Por Maria Cristina Fernandes | Valor Econômico
SÃO PAULO - "Na história, quando se pensa que acontecerá o inevitável, ocorre o imprevisto." Ao longo de 238 páginas, o ex-presidente Fernando Henrique Cardoso ora se rende ora se debate com a ideia-chave em novo livro, "Crise e Reinvenção da Política no Brasil". É a uma sociedade "mais forte porque desorganizada" que atribui possibilidades e riscos de uma crise cujo desfecho diz ser difícil prever.
As reflexões do ex-presidente foram colhidas, de setembro de 2017 a janeiro deste ano, em conversas com Sérgio Fausto, superintendente do instituto que leva seu nome, e Miguel Darcy, diplomata e seu assessor internacional. Delas emerge a ambiguidade da conjuntura: o indivíduo se fortaleceu frente ao Estado, mas a sociedade, sem o filtro dos partidos, se tornou mais vulnerável a aventureiros despreparados para o exercício do poder. E não apenas no Brasil.
O relato de sua passagem pelo poder está para ser concluído com o lançamento, talvez só em 2019, "quando já tiver passado o interesse pela sucessão", do quarto e último volume dos "Diários da Presidência". Já nas primeiras páginas de seu novo livro estampa a autocrítica do que deixou de fazer como senador, ministro e presidente da República. Com esse habeas corpus preventivo, põe-se a criticar a passagem do PT pelo poder e a tratar do porvir, a começar de tarefas historicamente retrancadas no Brasil, inclusive em seu governo, como a de impor concessões mais amplas àqueles que ganham mais.

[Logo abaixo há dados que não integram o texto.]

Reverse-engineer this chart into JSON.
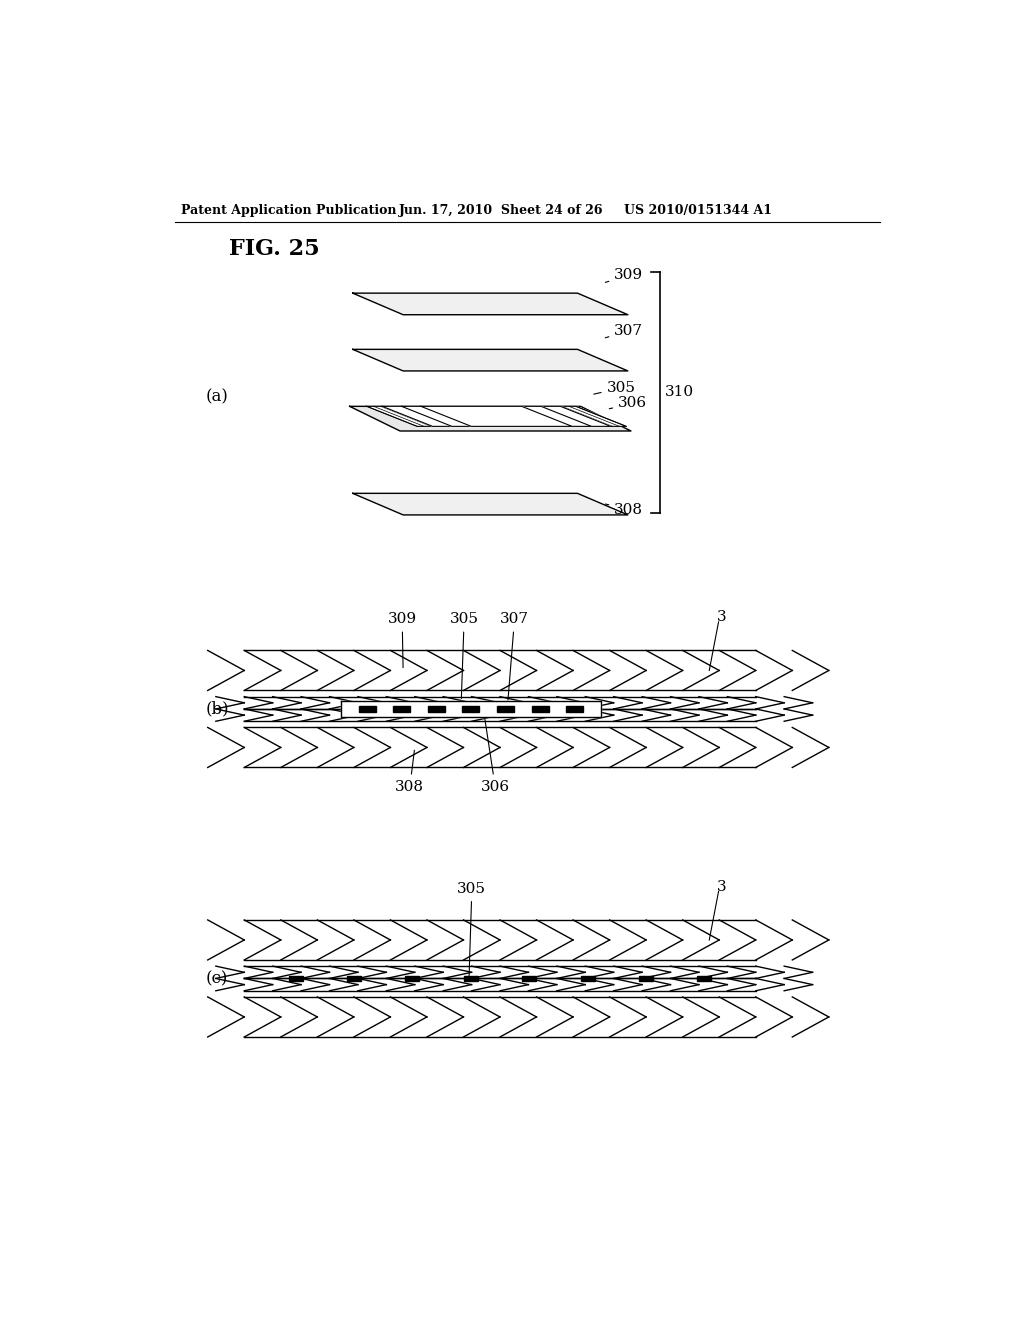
{
  "bg_color": "#ffffff",
  "title_text": "FIG. 25",
  "header_left": "Patent Application Publication",
  "header_mid": "Jun. 17, 2010  Sheet 24 of 26",
  "header_right": "US 2010/0151344 A1",
  "label_a": "(a)",
  "label_b": "(b)",
  "label_c": "(c)",
  "line_color": "#000000"
}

A "utopia viável" com a qual conclui suas reflexões passa ainda pelo combate à impunidade, que hoje diz não ser mais um valor da classe média abastada, mas da maioria da população que vê se esvaírem os recursos de políticas públicas. É o apego ao oxímoro que parece levá-lo, nesta entrevista, a concordar mais com o ministro Luís Roberto Barroso, indicado pela ex-presidente Dilma Rousseff, do que com o ministro Gilmar Mendes, seu escolhido para a Corte. FHC nega a seletividade da Lava-Jato e defende, em ordem decrescente, seus correligionários Geraldo Alckmin, Aécio Neves e Eduardo Azeredo. No dia seguinte, o Supremo tornaria réu o senador mineiro.
Relativiza tanto a entrega do Ministério da Defesa, criado em seu governo, para um militar quanto o peso das declarações do comandante do Exército, general Eduardo Villas Bôas, às vésperas da votação do habeas corpus do ex-presidente Luiz Inácio Lula da Silva - "falou para sua tropa" -, e diz que a intervenção no Rio só se justifica se for para pôr ordem na polícia.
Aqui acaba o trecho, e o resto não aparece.